Clancy Edward A, Bida Oljeta, Rancourt Denis
Department of Electrical and Computer Engineering, Department of Biomedical Engineering, Worcester Polytechnic Institute, 100 Institute Rd., Worcester, MA 01609, USA.
J Biomech. 2006;39(14):2690-8. doi: 10.1016/j.jbiomech.2005.08.007. Epub 2005 Oct 20.

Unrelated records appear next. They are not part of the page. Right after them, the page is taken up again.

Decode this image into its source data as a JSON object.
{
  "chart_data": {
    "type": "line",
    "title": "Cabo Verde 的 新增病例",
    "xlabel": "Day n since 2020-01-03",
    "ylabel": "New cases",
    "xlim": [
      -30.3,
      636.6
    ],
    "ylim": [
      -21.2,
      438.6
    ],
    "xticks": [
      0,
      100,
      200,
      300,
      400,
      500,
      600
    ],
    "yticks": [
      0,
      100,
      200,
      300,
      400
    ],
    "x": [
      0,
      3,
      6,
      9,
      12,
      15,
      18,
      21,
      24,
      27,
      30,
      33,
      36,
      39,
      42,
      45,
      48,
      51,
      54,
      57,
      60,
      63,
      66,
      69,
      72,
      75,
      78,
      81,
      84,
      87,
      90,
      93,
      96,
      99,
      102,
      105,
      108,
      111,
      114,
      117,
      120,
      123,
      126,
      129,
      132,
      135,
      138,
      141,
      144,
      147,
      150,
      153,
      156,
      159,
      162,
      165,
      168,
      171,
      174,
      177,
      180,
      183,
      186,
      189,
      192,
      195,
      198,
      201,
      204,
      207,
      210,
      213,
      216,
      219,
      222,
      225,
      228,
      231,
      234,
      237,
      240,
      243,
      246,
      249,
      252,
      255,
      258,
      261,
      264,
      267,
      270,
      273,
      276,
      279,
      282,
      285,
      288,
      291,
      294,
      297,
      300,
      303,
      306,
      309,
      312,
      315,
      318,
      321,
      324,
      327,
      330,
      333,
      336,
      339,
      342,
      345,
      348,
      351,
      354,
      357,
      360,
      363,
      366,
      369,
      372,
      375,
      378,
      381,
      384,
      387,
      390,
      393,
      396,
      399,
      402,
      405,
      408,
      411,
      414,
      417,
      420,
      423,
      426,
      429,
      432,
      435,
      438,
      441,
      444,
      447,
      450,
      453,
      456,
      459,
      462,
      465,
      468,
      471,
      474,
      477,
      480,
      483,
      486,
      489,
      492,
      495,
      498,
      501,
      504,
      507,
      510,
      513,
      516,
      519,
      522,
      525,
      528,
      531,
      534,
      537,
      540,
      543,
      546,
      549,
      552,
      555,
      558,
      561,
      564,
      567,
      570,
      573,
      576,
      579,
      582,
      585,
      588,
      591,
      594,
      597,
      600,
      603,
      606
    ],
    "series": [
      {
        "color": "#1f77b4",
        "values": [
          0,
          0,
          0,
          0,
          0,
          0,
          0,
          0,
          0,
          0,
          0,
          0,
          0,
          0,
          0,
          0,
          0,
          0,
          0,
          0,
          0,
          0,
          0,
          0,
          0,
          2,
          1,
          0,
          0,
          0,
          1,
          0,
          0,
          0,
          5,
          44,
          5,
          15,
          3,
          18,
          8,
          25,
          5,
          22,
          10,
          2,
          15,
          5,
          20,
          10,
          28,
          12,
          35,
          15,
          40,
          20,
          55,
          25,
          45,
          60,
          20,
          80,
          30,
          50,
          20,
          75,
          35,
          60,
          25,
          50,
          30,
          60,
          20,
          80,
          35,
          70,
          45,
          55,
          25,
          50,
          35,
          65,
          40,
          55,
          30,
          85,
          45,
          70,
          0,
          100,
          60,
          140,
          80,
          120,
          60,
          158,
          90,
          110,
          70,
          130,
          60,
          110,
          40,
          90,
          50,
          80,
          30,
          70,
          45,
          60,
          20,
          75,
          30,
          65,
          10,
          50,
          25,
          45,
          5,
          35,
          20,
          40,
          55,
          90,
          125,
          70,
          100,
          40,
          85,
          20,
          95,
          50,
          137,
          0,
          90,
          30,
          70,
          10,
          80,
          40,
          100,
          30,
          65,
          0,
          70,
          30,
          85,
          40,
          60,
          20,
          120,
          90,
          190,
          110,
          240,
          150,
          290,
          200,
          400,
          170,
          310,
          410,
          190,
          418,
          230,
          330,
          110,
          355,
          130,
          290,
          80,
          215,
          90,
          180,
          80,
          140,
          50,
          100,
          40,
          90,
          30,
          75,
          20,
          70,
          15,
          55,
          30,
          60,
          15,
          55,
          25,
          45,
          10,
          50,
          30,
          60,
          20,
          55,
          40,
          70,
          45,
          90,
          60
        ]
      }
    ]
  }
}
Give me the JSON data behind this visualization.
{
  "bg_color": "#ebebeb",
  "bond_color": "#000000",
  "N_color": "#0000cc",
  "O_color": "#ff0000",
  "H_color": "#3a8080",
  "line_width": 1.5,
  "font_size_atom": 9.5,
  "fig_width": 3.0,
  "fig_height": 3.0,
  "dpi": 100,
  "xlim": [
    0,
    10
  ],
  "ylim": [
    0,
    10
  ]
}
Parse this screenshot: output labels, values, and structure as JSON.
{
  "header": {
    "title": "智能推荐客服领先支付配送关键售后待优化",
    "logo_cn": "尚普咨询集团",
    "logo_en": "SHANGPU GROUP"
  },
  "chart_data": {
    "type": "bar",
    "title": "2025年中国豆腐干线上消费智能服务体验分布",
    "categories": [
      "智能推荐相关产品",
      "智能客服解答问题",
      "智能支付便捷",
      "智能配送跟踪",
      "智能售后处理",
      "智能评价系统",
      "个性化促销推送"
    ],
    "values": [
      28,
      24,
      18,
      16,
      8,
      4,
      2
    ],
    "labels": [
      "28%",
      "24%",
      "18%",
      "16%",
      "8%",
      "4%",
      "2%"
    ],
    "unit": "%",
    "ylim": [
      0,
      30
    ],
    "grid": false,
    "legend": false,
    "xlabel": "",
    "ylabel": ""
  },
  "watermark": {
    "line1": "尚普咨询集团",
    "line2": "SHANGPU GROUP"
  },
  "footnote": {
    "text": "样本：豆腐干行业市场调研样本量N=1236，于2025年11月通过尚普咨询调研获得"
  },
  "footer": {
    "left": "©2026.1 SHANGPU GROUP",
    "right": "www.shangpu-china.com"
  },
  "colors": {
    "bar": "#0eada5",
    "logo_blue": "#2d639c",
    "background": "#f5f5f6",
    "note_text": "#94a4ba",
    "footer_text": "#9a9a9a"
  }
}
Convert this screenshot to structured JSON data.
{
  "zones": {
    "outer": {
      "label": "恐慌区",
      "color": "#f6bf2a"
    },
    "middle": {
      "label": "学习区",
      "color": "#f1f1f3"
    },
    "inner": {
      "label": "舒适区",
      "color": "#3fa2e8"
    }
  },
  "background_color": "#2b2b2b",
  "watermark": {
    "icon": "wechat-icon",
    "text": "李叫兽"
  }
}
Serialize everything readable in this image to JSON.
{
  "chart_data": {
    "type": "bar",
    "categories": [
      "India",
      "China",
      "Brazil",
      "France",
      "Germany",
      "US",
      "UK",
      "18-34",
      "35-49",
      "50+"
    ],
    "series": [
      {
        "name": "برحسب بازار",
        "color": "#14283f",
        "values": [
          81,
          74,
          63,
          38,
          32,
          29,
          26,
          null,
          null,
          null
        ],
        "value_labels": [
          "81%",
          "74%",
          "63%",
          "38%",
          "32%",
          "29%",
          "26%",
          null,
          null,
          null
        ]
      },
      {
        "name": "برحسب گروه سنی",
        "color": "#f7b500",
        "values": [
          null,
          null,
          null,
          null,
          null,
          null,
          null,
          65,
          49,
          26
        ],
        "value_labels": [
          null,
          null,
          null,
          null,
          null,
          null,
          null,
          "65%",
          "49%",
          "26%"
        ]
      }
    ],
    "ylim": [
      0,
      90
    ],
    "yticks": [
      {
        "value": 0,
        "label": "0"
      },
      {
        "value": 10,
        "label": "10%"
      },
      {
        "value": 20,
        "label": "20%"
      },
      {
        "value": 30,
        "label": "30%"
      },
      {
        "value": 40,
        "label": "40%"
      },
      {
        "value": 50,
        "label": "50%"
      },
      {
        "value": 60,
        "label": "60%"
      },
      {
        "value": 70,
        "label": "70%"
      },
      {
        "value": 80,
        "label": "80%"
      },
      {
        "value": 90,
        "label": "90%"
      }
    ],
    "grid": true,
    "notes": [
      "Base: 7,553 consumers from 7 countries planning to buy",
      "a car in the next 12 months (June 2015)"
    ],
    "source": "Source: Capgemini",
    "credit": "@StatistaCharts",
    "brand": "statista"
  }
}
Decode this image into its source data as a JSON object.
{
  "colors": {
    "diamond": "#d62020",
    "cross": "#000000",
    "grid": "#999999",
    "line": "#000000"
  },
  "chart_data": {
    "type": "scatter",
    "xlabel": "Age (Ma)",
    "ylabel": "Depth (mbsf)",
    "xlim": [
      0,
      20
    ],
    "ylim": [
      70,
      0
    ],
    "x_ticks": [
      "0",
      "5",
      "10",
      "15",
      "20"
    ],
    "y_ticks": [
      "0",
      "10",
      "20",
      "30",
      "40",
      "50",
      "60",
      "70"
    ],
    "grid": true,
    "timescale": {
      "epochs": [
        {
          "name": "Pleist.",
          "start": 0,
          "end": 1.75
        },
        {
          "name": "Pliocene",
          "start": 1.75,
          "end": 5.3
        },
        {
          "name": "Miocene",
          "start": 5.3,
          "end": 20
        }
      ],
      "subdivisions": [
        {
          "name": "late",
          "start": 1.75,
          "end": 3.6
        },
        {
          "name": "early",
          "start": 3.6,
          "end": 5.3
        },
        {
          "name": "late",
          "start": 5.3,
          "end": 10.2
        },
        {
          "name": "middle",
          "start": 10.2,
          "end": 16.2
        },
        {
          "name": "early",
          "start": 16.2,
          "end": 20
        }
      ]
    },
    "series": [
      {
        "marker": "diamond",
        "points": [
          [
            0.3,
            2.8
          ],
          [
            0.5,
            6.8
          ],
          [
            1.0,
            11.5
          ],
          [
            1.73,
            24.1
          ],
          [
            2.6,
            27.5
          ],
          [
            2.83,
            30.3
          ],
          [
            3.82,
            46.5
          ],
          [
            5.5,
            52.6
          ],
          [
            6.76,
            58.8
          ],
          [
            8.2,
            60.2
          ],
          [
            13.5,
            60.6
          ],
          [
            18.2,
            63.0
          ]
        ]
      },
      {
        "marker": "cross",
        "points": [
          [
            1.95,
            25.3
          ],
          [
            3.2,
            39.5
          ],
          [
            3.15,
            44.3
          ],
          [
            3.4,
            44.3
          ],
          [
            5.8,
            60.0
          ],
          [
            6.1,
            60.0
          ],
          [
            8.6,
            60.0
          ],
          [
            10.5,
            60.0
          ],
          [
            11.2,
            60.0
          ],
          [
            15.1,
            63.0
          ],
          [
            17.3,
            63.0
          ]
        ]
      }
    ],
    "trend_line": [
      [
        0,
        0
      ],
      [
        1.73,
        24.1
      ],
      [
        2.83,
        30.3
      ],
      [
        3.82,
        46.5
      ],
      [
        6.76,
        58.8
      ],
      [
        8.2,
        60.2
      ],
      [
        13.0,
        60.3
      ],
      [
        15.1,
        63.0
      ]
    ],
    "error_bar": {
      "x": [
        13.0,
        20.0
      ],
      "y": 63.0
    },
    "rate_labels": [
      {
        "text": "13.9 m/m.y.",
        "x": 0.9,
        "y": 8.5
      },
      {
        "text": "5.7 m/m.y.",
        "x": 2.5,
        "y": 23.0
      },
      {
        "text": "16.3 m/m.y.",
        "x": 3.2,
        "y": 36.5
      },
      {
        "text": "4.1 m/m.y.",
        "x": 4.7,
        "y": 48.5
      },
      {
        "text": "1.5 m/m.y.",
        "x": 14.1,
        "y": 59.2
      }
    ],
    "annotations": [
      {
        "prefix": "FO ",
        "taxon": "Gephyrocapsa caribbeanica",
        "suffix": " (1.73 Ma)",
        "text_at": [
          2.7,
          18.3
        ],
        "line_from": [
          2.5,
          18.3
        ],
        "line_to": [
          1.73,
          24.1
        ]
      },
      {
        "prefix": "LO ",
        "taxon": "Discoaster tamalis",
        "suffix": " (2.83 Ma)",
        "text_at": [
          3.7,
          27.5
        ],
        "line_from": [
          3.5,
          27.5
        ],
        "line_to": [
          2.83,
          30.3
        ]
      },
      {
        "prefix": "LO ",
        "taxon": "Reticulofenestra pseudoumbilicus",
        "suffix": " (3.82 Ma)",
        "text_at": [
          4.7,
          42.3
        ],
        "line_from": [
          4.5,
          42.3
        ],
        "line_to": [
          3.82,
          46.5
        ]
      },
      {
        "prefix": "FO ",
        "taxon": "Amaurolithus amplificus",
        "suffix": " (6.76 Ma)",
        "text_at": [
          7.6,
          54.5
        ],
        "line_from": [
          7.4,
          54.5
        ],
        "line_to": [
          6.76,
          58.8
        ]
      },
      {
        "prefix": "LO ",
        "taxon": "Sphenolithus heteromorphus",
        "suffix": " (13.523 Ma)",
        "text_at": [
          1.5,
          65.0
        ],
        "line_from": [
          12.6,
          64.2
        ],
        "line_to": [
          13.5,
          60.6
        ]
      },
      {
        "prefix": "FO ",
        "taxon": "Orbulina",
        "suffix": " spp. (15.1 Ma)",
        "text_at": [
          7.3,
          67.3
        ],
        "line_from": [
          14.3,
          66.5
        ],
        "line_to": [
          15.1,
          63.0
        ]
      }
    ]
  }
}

Numerous studies have investigated the relationship between surface electromyogram (EMG) and torque exerted about a joint. Most studies have used conventional EMG amplitude (EMGamp) processing, such as rectification followed by low-pass filtering, to pre-process the EMG before relating it to torque. Recently, advanced EMGamp processors that incorporate signal whitening and multiple-channel combination have been shown to significantly improve EMGamp processing. In this study, we compared the performance of EMGamp-torque estimators with and without these advanced EMGamp processors. Fifteen subjects produced constant-posture, non-fatiguing, force-varying contractions about the elbow while torque and biceps/triceps EMG were recorded. EMGamp was related to torque using a linear FIR model. Both whitening and multiple-channel combination reduced EMG-torque errors and their combination provided an additive benefit. Using a 15th-order linear FIR model, EMG-torque errors with a four-channel, whitened processor averaged 7.3% of maximum voluntary contraction (MVC) (or 78% of variance accounted for). By comparison, the equivalent single-channel, unwhitened (conventional) processor produced an average error of 9.9% of MVC (variance accounted for of 55%). In addition, the study describes the occurrence of spurious peaks in estimated torque when the torque model is created from data with a sampling rate well above the bandwidth of the torque. This problem occurs when the torque data are sampled at the same rate as the EMG data. The problem is corrected by decimating the EMGamp prior to relating it to joint torque, in our case to an effective sampling rate of 40.96 Hz.
众多研究调查了表面肌电图(EMG)与关节周围施加的扭矩之间的关系。大多数研究使用传统的肌电图幅度(EMGamp)处理方法,如整流后进行低通滤波,在将肌电图与扭矩关联之前对其进行预处理。最近,已证明采用信号白化和多通道组合的先进EMGamp处理器能显著改善EMGamp处理。在本研究中,我们比较了有无这些先进EMGamp处理器时EMGamp - 扭矩估计器的性能。15名受试者在保持肘部姿势不变、非疲劳且力变化的情况下进行收缩,同时记录扭矩和肱二头肌/肱三头肌的肌电图。使用线性FIR模型将EMGamp与扭矩相关联。白化和多通道组合均降低了肌电图 - 扭矩误差,且二者结合具有累加效益。使用15阶线性FIR模型,配备四通道白化处理器时,肌电图 - 扭矩误差平均为最大自主收缩(MVC)的7.3%(或方差解释率为78%)。相比之下,等效的单通道、未白化(传统)处理器产生的平均误差为MVC的9.9%(方差解释率为55%)。此外,该研究描述了从采样率远高于扭矩带宽的数据创建扭矩模型时,估计扭矩中出现虚假峰值的情况。当扭矩数据与肌电图数据以相同速率采样时会出现此问题。在我们的案例中,通过在将EMGamp与关节扭矩关联之前对其进行抽取,将有效采样率降至40.96 Hz来纠正该问题。